To ease the difficulties during this time, the RBI has released a new set of guidelines, these include:
Presently, the value of exported goods or software exports is required to be fully realized and repatriated to the country within nine months of export. In view of the disruption caused by the pandemic, the time period for realization and repatriation of export proceeds for exports made up to or on July 31, 2020, has been extended to 15 months from the date of export. The measure will enable the exporters to realise their receipts, especially from COVID-19 affected countries within the extended period, and also provide greater flexibility to the exporters to negotiate future export contracts with buyers abroad.
The Reserve Bank had constituted an Advisory Committee to review the Ways and Means Limits (the limit for short-term credit) for State Governments and Union Territories (UTs). Pending submission of the final recommendations by the Committee, it has been decided to increase WMA limit by 30 per cent from the existing limit for all States and UTs to enable the State Governments to tide over the situation arising from the outbreak of the disease. The revised WMA limit, set at US$15.7 billion, will come into effect from April 1, 2020, and will be valid for the first half of the financial year, till September 30, 2020.
The framework on the countercyclical capital buffer (CCyB) was put in place by the Reserve Bank in terms of guidelines issued in February 2015 wherein it was advised that the CCyB would be activated as and when the circumstances warranted and that the decision would normally be pre-announced. The framework envisages the credit-to-GDP gap as the main indicator, used in conjunction with other supplementary indicators. Based on the review and empirical analysis of CCyB indicators, it has been decided that it is not necessary to activate CCyB for a period of one year or earlier, as may be necessary.

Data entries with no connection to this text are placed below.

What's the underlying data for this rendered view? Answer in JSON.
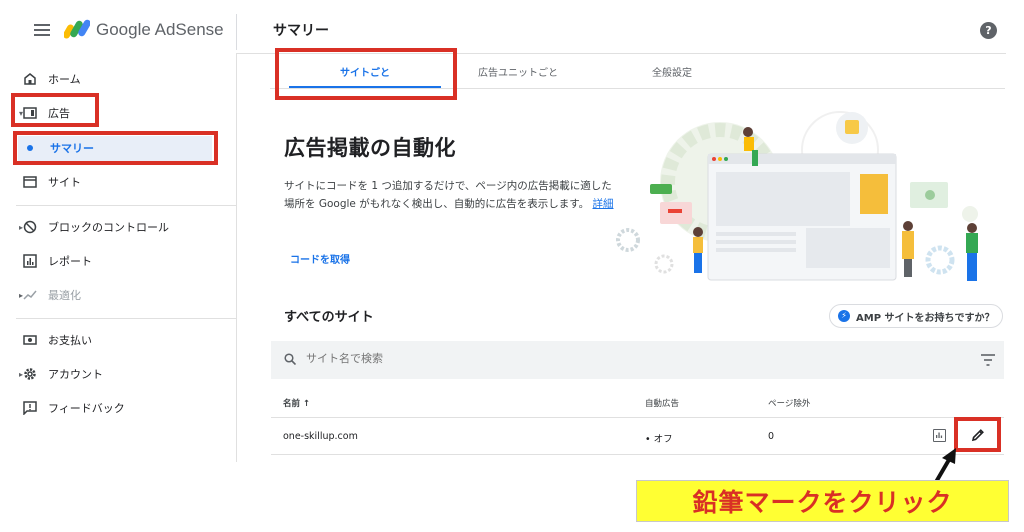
{
  "header": {
    "brand": "Google AdSense",
    "page_title": "サマリー",
    "help_glyph": "?"
  },
  "sidebar": {
    "items": [
      {
        "label": "ホーム",
        "icon": "home-icon"
      },
      {
        "label": "広告",
        "icon": "ads-icon"
      },
      {
        "label": "サマリー",
        "icon": "bullet-icon"
      },
      {
        "label": "サイト",
        "icon": "sites-icon"
      },
      {
        "label": "ブロックのコントロール",
        "icon": "block-icon"
      },
      {
        "label": "レポート",
        "icon": "report-icon"
      },
      {
        "label": "最適化",
        "icon": "optimize-icon"
      },
      {
        "label": "お支払い",
        "icon": "payment-icon"
      },
      {
        "label": "アカウント",
        "icon": "gear-icon"
      },
      {
        "label": "フィードバック",
        "icon": "feedback-icon"
      }
    ]
  },
  "tabs": [
    {
      "label": "サイトごと",
      "active": true
    },
    {
      "label": "広告ユニットごと",
      "active": false
    },
    {
      "label": "全般設定",
      "active": false
    }
  ],
  "hero": {
    "title": "広告掲載の自動化",
    "text": "サイトにコードを 1 つ追加するだけで、ページ内の広告掲載に適した場所を Google がもれなく検出し、自動的に広告を表示します。",
    "link": "詳細",
    "get_code": "コードを取得"
  },
  "sites": {
    "title": "すべてのサイト",
    "amp_button": "AMP サイトをお持ちですか？",
    "search_placeholder": "サイト名で検索",
    "columns": {
      "name": "名前 ↑",
      "auto_ads": "自動広告",
      "page_exclusions": "ページ除外"
    },
    "rows": [
      {
        "name": "one-skillup.com",
        "auto_ads": "• オフ",
        "page_exclusions": "0"
      }
    ]
  },
  "annotation": {
    "callout": "鉛筆マークをクリック"
  },
  "colors": {
    "accent": "#1a73e8",
    "highlight_box": "#d93025",
    "callout_bg": "#ffff33"
  }
}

Meanwhile, the Government of India has announced an Rs.1.7 trillion (US$22.5 billion) relief package to help the most vulnerable fight the economic impact of the disease. The Government has also launched the Invest India Business Immunity Platform to assist entrepreneurs and businesses during the economic slowdown brought forward by the crisis. Additionally, the Directorate General of Foreign Trade (DGFT) has launched a help desk to assist with any COVID-19 related export and import issue. The resource can prove to be vital at a time when global economic activities have been pushed into deep uncertainties.